Compute - Clusters, Policies & Cost Optimization
Compute refers to the computing resources available to run your data engineering, data science, and analytics workloads. Every notebook, job, pipeline, or SQL query needs compute to execute.
A Spark cluster in Databricks consists of two types of nodes:
| Node | Role |
|---|---|
| Driver Node | The coordinator -- holds the SparkContext, plans execution (DAG), distributes tasks to workers, collects results. There is always exactly one driver per cluster. |
| Worker Nodes | The executors -- perform actual data processing in parallel, store intermediate data, return results to the driver. A cluster can have zero or more workers. |
+-----------+
| Driver | <-- Coordinates, plans, collects results
+-----------+
/ | \
/ | \
+--------+ +--------+ +--------+
| Worker | | Worker | | Worker | <-- Execute tasks in parallel
+--------+ +--------+ +--------+
Types of Compute
Databricks broadly groups compute into three categories:
1. Classic Compute
a) All-Purpose Clusters (Interactive)
- Created manually via UI, CLI, or API
- Long-running, persistent -- stays alive until manually stopped or auto-terminated
- Supports Python, SQL, Scala, R
- Multiple users can attach simultaneously
- Use case: development, exploration, ad-hoc analysis, collaborative notebooks
- More expensive (~$0.55/DBU on Premium tier)

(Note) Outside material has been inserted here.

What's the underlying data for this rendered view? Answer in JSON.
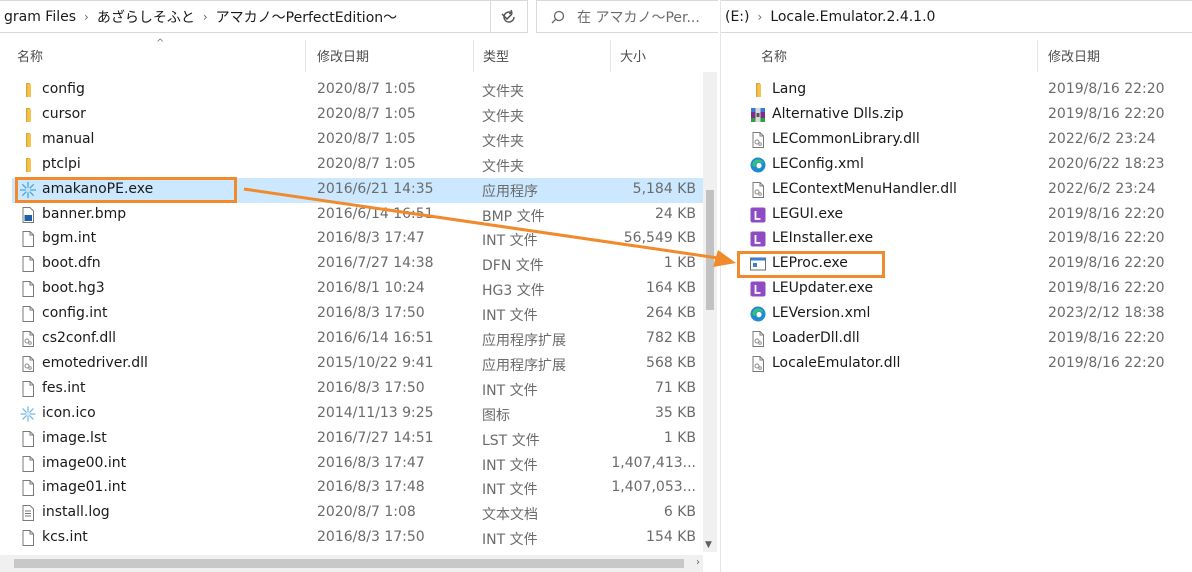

b) Job Clusters (Automated)
- Created automatically when a job is triggered
- Terminated automatically when the job completes
- Isolated per job run -- no shared state between jobs
- Use case: production ETL, scheduled batch processing, ML training
- Significantly cheaper (~$0.15/DBU on Premium tier)
2. SQL Warehouses
Compute resources specifically optimized for SQL analytics and BI workloads. They come with Photon enabled by default.
| Type | Description |
|---|---|
| Serverless SQL Warehouse | Recommended. Startup in 2-6 seconds, rapid autoscaling, fully managed. Best for BI, ETL, exploratory analysis. |
| Pro SQL Warehouse | Use when serverless is unavailable or custom networking is needed (e.g., federation, hybrid). |
| Classic SQL Warehouse | Entry-level. Basic interactive exploration when serverless or Pro are not options. |
3. Serverless Compute
Fully managed by Databricks no cluster configuration needed. Available for:
- Notebooks
- Jobs
- Delta Live Tables (Lakeflow Declarative Pipelines)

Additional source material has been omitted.